His bank’s problems were not short term, or simply about liquidity, and help with cash flow could not have helped for more than a few days. The problems were far, far worse than he knew or perhaps would admit. They were structural and fundamental. His bank owned assets of unimaginable toxicity and had been left with too little capital to cover its losses and remain solvent. The market clearly believed that as well.
But as Wall Street tried to work out if and how the Troubled Assets Relief Program would work, bankers, regulators, and governments across the world were still in shock and had not formed a consensus about what needed to be done. Some called for more liquidity to be pumped into the system. Others wanted to cordon off toxic assets. In Europe there was still a view that this was a problem of, and exclusive to, the so-called Anglo-Saxon economies.
It had taken us more than a year to get to this point, but during the summer holiday I had already come to a different and very troubling conclusion: that the banking problems ran so deep, and were so systemic, that Britain could not afford to wait for others to join us before taking root-and-branch action to save our banks. By September I knew we were days away from a complete meltdown. I had set a course, and was prepared to go it alone if necessary.
At five the next morning I told Sarah that she would have to be ready to pack our things for a sudden move out of Downing Street. I was about to announce that we were offering to invest money in the banking system–something no government in British history had ever done. If what I was about to do failed, I would have no choice but to resign. As I walked into the office that morning I didn’t know if I’d still be in office when the sun set that evening.
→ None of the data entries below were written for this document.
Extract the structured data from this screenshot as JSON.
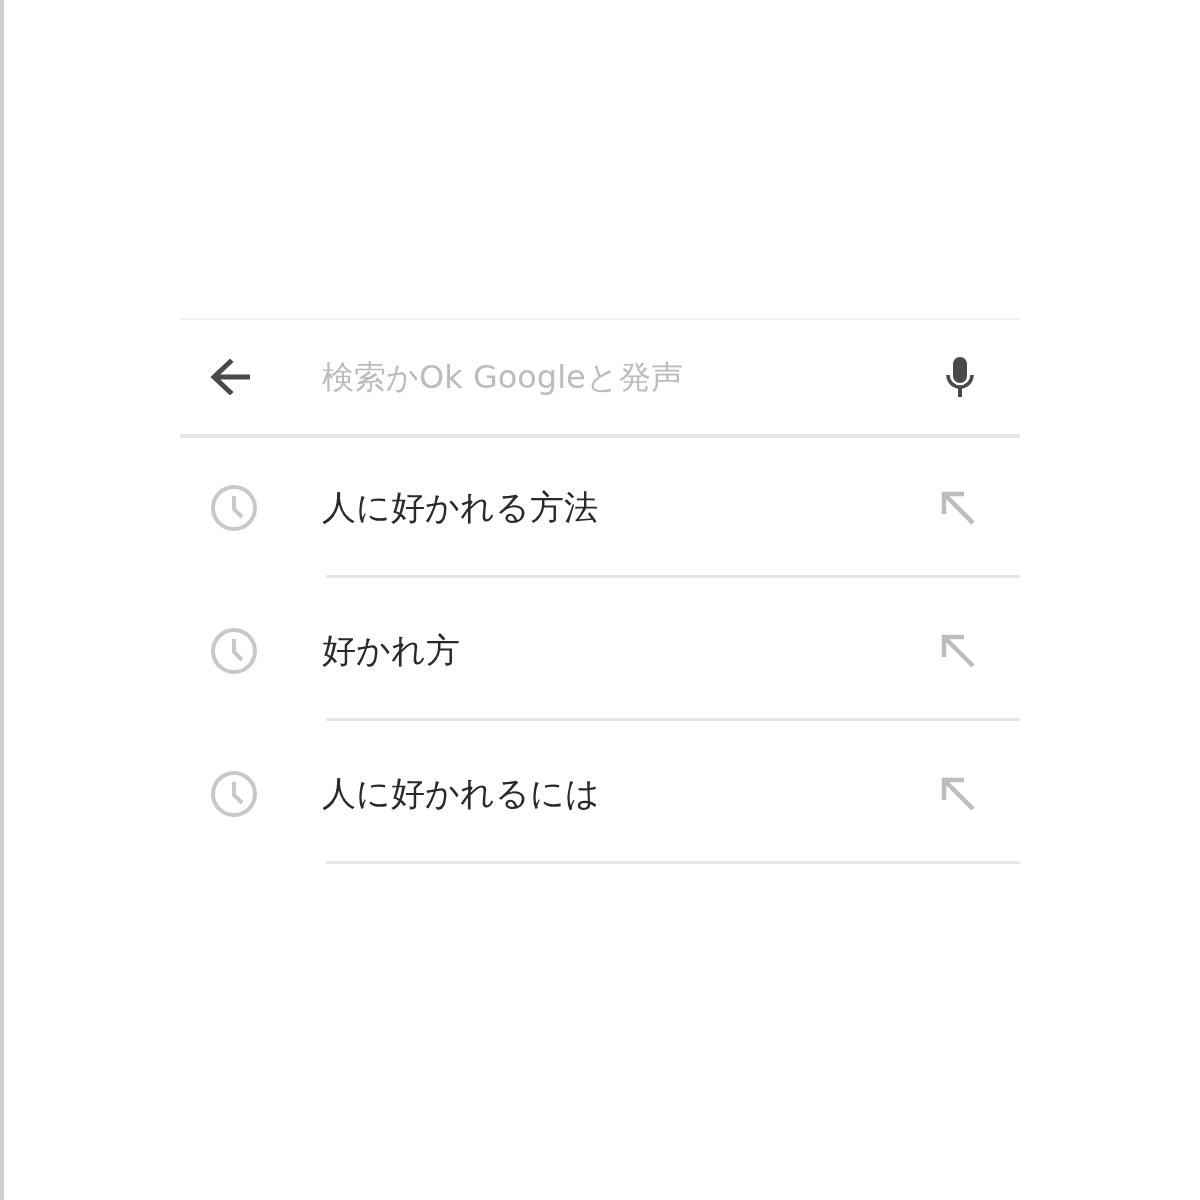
{
  "search_bar": {
    "placeholder": "検索かOk Googleと発声"
  },
  "suggestions": [
    {
      "text": "人に好かれる方法"
    },
    {
      "text": "好かれ方"
    },
    {
      "text": "人に好かれるには"
    }
  ]
}
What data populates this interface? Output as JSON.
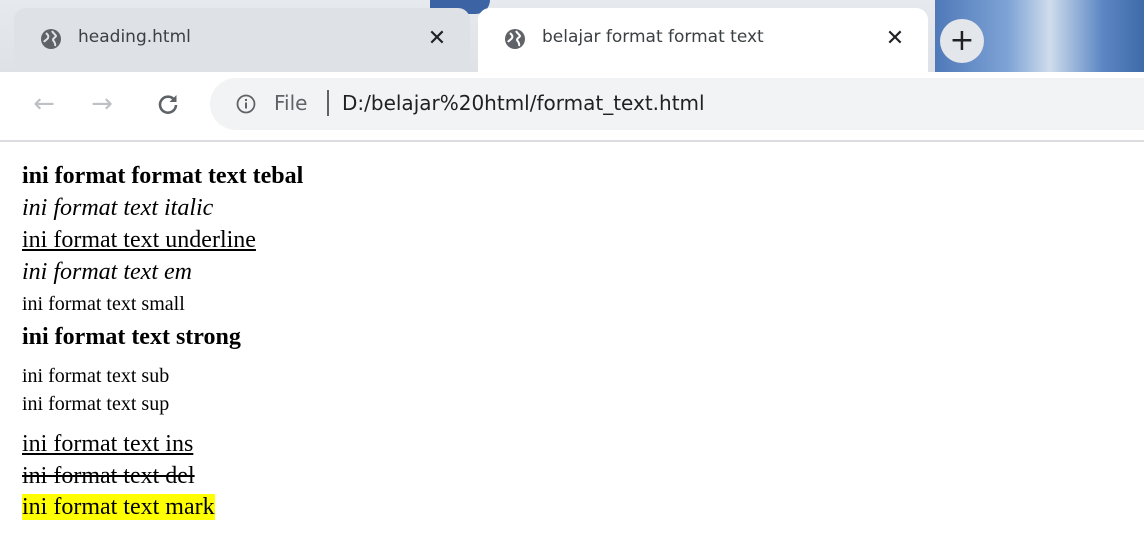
{
  "browser": {
    "tabs": [
      {
        "title": "heading.html",
        "close": "✕",
        "active": false
      },
      {
        "title": "belajar format format text",
        "close": "✕",
        "active": true
      }
    ],
    "new_tab": "+",
    "nav": {
      "back": "←",
      "forward": "→",
      "reload": "C"
    },
    "omnibox": {
      "scheme_label": "File",
      "url": "D:/belajar%20html/format_text.html"
    }
  },
  "content": {
    "bold": "ini format format text tebal",
    "italic": "ini format text italic",
    "underline": "ini format text underline",
    "em": "ini format text em",
    "small": "ini format text small",
    "strong": "ini format text strong",
    "sub": "ini format text sub",
    "sup": "ini format text sup",
    "ins": "ini format text ins",
    "del": "ini format text del",
    "mark": "ini format text mark"
  },
  "colors": {
    "mark_highlight": "#ffff00",
    "tabstrip": "#dee1e6",
    "omnibox": "#f1f3f4"
  },
  "icons": {
    "tab_favicon": "globe-icon",
    "info": "info-icon"
  }
}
Then I got down to business. On October 8, 2008, Alistair Darling and I announced the biggest recapitalization in Britain’s banking history: a government-led recapitalization package, in which we offered to buy up to £50 billion of bank capital and equity, with a unique £250 billion credit guarantee scheme for banks to issue debt and £200 billion of extra liquidity. In return, we would hold firm to the tough conditions we had set on the plane back from America: no liquidity without recapitalization.
This book is my account of how we got there: an insider’s story of the financial crisis that burst upon the world in 2008. If the decisions recounted in this book had not been taken by leaders across the world, we could have faced a worldwide depression, bringing with it a return to the protectionism, mass unemployment, extremism, and political instability of the 1930s.1 This is a book about what happened then and what should happen now.